In our company we are currently experimenting with using a self hosted SonarQube community edition server linked with GitLab CI to run SonarScanner to improve our codebase.
Everything works perfectly but we have some questions regarding if SonarQube sends any source code data or any data whatsoever to SonarQube itself.
I tried finding it in documents hosted on the SonarQube website but I don’t seem to find anything.
Not an official response, but if you are running SonarScanner and configured it correct then you are sending the code to only your Sonarqube instance. The code will be stored there and can be accessed by everyone who has access to IP if you haven’t configured it.
If you are concerned with your security and code, you should setup authentication and create users and let only allowed users to access SQ instance and projects. Also, allowing only certain IP addresses will help.
Hi,
Welcome to the community!
@eraytufan’s answer may not be official, but it is excellent! 
SonarQube and SonarQube analysis do not send your code anywhere but to the database you’ve configured and control.

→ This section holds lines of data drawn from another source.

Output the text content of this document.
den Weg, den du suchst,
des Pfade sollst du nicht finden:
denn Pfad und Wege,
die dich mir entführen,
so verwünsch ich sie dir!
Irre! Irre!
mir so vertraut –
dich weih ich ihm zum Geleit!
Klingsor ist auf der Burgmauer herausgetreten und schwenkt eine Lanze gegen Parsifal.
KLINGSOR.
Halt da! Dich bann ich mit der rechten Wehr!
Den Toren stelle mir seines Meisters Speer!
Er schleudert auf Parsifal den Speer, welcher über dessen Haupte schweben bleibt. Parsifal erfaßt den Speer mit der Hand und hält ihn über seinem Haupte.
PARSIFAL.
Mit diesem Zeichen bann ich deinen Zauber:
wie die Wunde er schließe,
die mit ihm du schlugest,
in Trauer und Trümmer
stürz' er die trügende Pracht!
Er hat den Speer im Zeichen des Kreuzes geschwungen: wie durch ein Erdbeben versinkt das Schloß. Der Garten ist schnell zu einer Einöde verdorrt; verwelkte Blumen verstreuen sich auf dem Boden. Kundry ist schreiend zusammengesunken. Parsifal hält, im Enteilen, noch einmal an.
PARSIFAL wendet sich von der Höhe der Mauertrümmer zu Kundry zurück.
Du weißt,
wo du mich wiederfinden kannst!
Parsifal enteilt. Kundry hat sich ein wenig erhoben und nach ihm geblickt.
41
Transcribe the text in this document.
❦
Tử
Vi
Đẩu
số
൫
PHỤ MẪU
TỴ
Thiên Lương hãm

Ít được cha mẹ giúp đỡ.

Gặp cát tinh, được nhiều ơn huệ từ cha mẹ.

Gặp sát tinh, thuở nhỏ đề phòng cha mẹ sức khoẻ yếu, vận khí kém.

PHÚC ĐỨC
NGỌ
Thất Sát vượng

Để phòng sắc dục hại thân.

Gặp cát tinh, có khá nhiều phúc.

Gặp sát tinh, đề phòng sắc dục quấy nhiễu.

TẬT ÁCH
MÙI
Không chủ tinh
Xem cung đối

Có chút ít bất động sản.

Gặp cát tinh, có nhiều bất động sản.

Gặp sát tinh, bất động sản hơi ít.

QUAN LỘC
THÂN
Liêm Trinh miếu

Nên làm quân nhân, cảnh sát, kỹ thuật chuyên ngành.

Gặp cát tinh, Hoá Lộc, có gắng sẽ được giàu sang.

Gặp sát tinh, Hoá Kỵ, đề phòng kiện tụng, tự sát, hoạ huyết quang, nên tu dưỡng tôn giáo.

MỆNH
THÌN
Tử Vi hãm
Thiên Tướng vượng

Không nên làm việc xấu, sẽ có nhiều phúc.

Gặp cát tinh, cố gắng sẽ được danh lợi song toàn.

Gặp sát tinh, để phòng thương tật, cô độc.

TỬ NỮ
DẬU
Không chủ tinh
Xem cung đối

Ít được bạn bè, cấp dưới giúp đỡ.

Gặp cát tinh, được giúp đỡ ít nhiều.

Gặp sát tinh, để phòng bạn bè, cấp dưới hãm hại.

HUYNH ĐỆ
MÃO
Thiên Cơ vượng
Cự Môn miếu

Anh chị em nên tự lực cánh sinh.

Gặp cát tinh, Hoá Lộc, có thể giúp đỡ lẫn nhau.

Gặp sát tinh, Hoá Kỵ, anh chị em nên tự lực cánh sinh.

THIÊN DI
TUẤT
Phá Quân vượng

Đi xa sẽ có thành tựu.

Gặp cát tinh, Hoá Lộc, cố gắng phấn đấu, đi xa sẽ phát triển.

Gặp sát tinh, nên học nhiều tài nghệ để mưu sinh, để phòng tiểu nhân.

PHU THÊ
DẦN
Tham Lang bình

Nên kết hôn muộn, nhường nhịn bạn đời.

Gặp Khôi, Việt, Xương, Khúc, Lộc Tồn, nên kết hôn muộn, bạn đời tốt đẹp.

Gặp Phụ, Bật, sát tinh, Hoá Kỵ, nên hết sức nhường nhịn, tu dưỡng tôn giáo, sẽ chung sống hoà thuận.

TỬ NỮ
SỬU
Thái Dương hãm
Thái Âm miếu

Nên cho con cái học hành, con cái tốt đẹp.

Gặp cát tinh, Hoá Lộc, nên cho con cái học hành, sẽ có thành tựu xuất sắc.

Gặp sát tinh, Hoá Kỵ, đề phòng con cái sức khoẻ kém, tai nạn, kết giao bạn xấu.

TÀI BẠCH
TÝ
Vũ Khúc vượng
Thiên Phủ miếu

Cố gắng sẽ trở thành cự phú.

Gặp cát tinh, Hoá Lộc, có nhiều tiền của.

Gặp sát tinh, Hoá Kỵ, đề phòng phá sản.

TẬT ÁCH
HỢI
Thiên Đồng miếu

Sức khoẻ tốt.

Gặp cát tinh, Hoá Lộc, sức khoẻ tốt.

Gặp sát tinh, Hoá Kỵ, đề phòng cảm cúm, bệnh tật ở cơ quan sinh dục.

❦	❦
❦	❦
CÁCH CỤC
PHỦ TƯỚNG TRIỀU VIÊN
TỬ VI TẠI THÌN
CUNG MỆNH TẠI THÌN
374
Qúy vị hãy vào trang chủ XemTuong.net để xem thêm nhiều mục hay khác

If you are concerned about the visibility of your code, the first step is to make sure your SonarQube server isn’t exposed on the internet at large. After that, you may want to turn on “force authentication”. And then you do want to implement project permissioning so that only those who should be able to can see the project. The docs should help.
Ann
P.S. Meant to add that SonarQube does send some very high-level, aggregate data home, such as which languages you use, and what DB flavor. The kind of data that helps us understand, E.G. what DB compatibility we need to maintain. You can opt-out of it if you like by twiddling a setting in your server config file.
This topic was automatically closed 7 days after the last reply. New replies are no longer allowed.